Apr 25 2022
Algeria, which is embroiled in a political dispute with Spain over the Western Sahara, is committed to supplying gas to the European country that is seeking to become a natural gas hub for the continent.
"Algeria won't abandon its commitment to supply Spain with gas under any circumstances," Abdelmadjid Tebboune told national media, state-run Algeria Press Service reported April 24.
Tensions have flared between Algeria and Spain after Madrid in March altered its position regarding the autonomy of the disputed Western Sahara region in Northern Africa. Western Sahara is subject of a dispute between Algeria and Morocco.
Algeria's state-owned Sonatrach has not ruled out a "recalculation" of the price paid for its gas by Spain's Naturgy, CEO Toufik Hakkar said April 1.
Sonatrach and Naturgy are long-standing partners in the gas sector, but the political row is stoking fears of a disruption of supply at a time of high European gas prices.
Sonatrach had opted to maintain its pricing under long-term contracts with buyers despite the rise in prices due to the Ukraine crisis, Hakkar said at the time. However, he singled out Spain for a potential change in pricing terms.
The two companies co-own the Medgaz gas pipeline carrying Algerian gas to Spain, and their commercial relationship dates back to the 1970s.
In October 2020, after gas prices fell to historic lows in Europe, the two parties agreed to revise pricing terms for Algerian gas deliveries.
Spanish PVB front month was assessed on April 22 at a Eur9.25/MWh loss on the day, with the contract priced at Eur80.25/MWh, according to S&P Global Commodity Insights data. Spain has seen more LNG delivery as recent gas demand has increased on colder than average weather, which is expected to continue until May 1.
Spain is seeking to become a a major gas hub in the 27-member European Union, where consumption reached a 10-year high in 2021, with demand rising by 4% to 412 Bcm due largely to a longer-than-usual winter.
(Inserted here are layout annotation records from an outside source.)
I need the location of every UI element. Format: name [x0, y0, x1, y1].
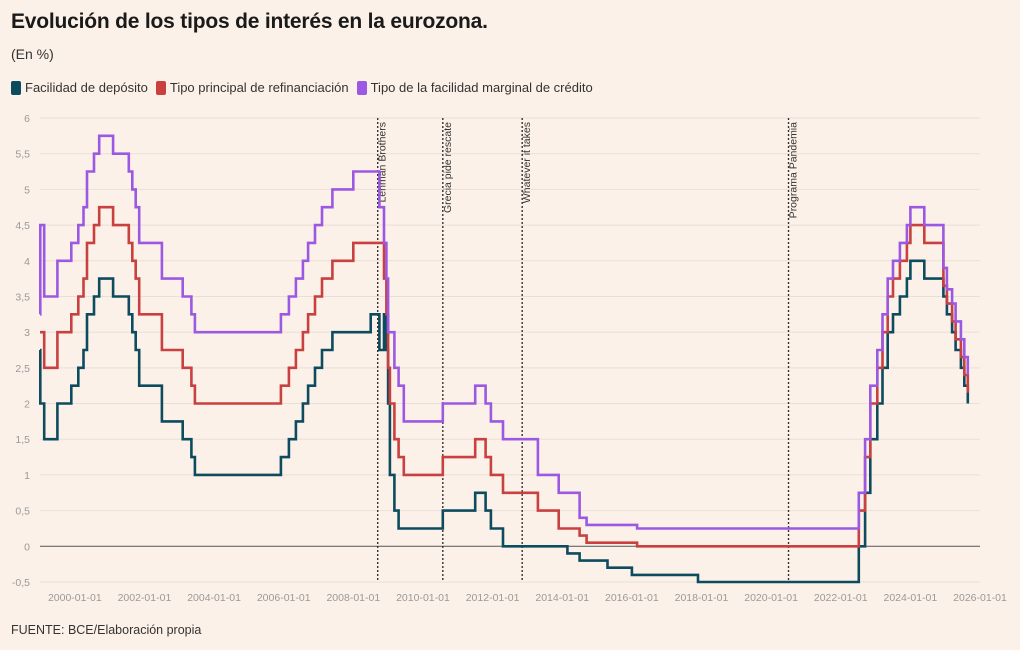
series-lines: [39, 134, 970, 584]
annotation-label: Programa Pandemia: [788, 122, 800, 218]
x-tick-label: 2008-01-01: [326, 592, 380, 604]
x-tick-label: 2010-01-01: [396, 592, 450, 604]
legend-item-refinanciacion[interactable]: Tipo principal de refinanciación: [155, 80, 349, 95]
y-tick-label: 1,5: [15, 434, 30, 446]
y-tick-label: 1: [24, 470, 30, 482]
x-tick-label: 2012-01-01: [466, 592, 520, 604]
x-tick-label: 2022-01-01: [814, 592, 868, 604]
legend-swatch-credito: [356, 80, 367, 95]
legend: Facilidad de depósito Tipo principal de …: [11, 80, 593, 95]
legend-label-refinanciacion: Tipo principal de refinanciación: [169, 80, 349, 95]
y-tick-label: 5,5: [15, 149, 30, 161]
x-tick-label: 2018-01-01: [675, 592, 729, 604]
series-line-2: [39, 134, 970, 530]
x-tick-label: 2002-01-01: [118, 592, 172, 604]
chart-title: Evolución de los tipos de interés en la …: [11, 10, 488, 33]
legend-item-credito[interactable]: Tipo de la facilidad marginal de crédito: [356, 80, 593, 95]
y-tick-label: 3,5: [15, 291, 30, 303]
legend-swatch-refinanciacion: [155, 80, 166, 95]
y-tick-label: 6: [24, 113, 30, 125]
chart-subtitle: (En %): [11, 46, 54, 62]
y-tick-label: 4,5: [15, 220, 30, 232]
x-tick-label: 2014-01-01: [535, 592, 589, 604]
axis-labels: -0,5 0 0,5 1 1,5 2 2,5 3 3,5 4 4,5 5 5,5 6 2000-01-01 2…: [12, 113, 1007, 604]
x-tick-label: 2024-01-01: [884, 592, 938, 604]
y-tick-label: 3: [24, 327, 30, 339]
legend-swatch-deposito: [11, 80, 21, 95]
legend-label-deposito: Facilidad de depósito: [25, 80, 148, 95]
x-tick-label: 2016-01-01: [605, 592, 659, 604]
x-tick-label: 2006-01-01: [257, 592, 311, 604]
y-tick-label: 2: [24, 399, 30, 411]
source-note: FUENTE: BCE/Elaboración propia: [11, 623, 202, 637]
legend-item-deposito[interactable]: Facilidad de depósito: [11, 80, 148, 95]
series-line-1: [40, 205, 970, 548]
annotations: Lehman Brothers Grecia pide rescate Whatev…: [377, 118, 800, 582]
x-tick-label: 2020-01-01: [744, 592, 798, 604]
y-tick-label: 0,5: [15, 506, 30, 518]
y-tick-label: 4: [24, 256, 30, 268]
y-tick-label: 0: [24, 541, 30, 553]
annotation-label: Whatever it takes: [521, 122, 533, 203]
annotation-label: Grecia pide rescate: [442, 122, 454, 213]
x-tick-label: 2026-01-01: [953, 592, 1007, 604]
legend-label-credito: Tipo de la facilidad marginal de crédito: [370, 80, 593, 95]
y-tick-label: 5: [24, 184, 30, 196]
x-tick-label: 2000-01-01: [48, 592, 102, 604]
y-tick-label: 2,5: [15, 363, 30, 375]
y-tick-label: -0,5: [12, 577, 30, 589]
x-tick-label: 2004-01-01: [187, 592, 241, 604]
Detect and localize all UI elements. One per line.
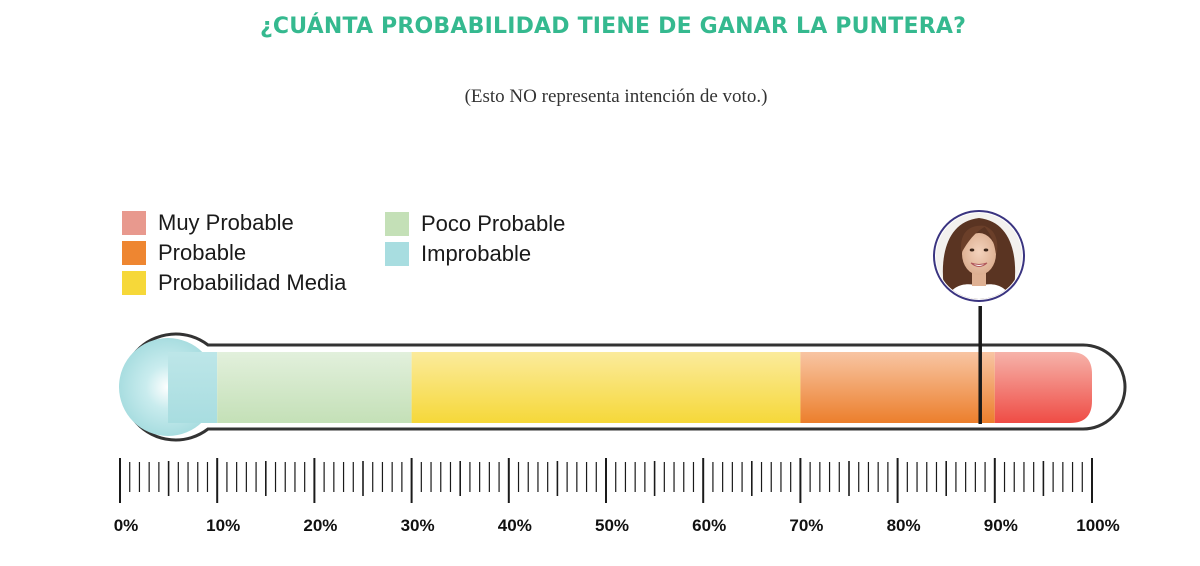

Russian pipeline gas was the biggest source of EU imports at 41% in 2021, according to European Commission data, followed by pipeline gas from Norway (23.5%), LNG (20.5%), Algerian pipeline gas (10.5%) and pipeline gas via TAP (2%) and from Libya (1%).
Against the background of higher demand and lower domestic production, EU imports rose by 3% to 337.5 Bcm in 2021.
Germany imported 83 Bcm of gas, followed by Italy (71 Bcm), France (40 Bcm), Spain (34 Bcm), and Poland and Belgium (both 18 Bcm).
Algeria has already diverted pipeline volume from Spain, which in turn has turned to US LNG to replace the reduced Algerian volume, taking advantage of Henry Hub-indexed long term contracts that Spanish importers have with Gulf of Mexico suppliers.
US LNG shipments to Spain hit a monthly record high of 16.3 TWh in March, equivalent to 43% of the country's natural gas intake in the month, establishing the US as the country's principal gas supplier ahead of Algeria, according to data published April 8 by gas grid operator Enagas.
US supplies have largely displaced those from Algeria after one of the two pipelines that connect the countries, the 11 Bcm/year Magreb pipeline that transits Morocco, closed in November 2021.
Algerian flows to Spain fell 33% year on year in Q1 to 28.1 TWh, also down 29% on the Q1 average over the last five years.
Meanwhile, Italy's Eni and Sonatrach have agreed to a new gas supply deal that will rise to 9 Bcm/year by 2023-24, Eni said April 11.The deal was part of a wider Italian mission to Algeria which resulted in the signing of a letter of intent to increase cooperation in the energy field.
From a European perspective, the deal should help Italy reduce its dependence on Russian gas. The volume could lift imports through the Transmed pipeline from Algeria to Italy to near its full 30 Bcm/year capacity.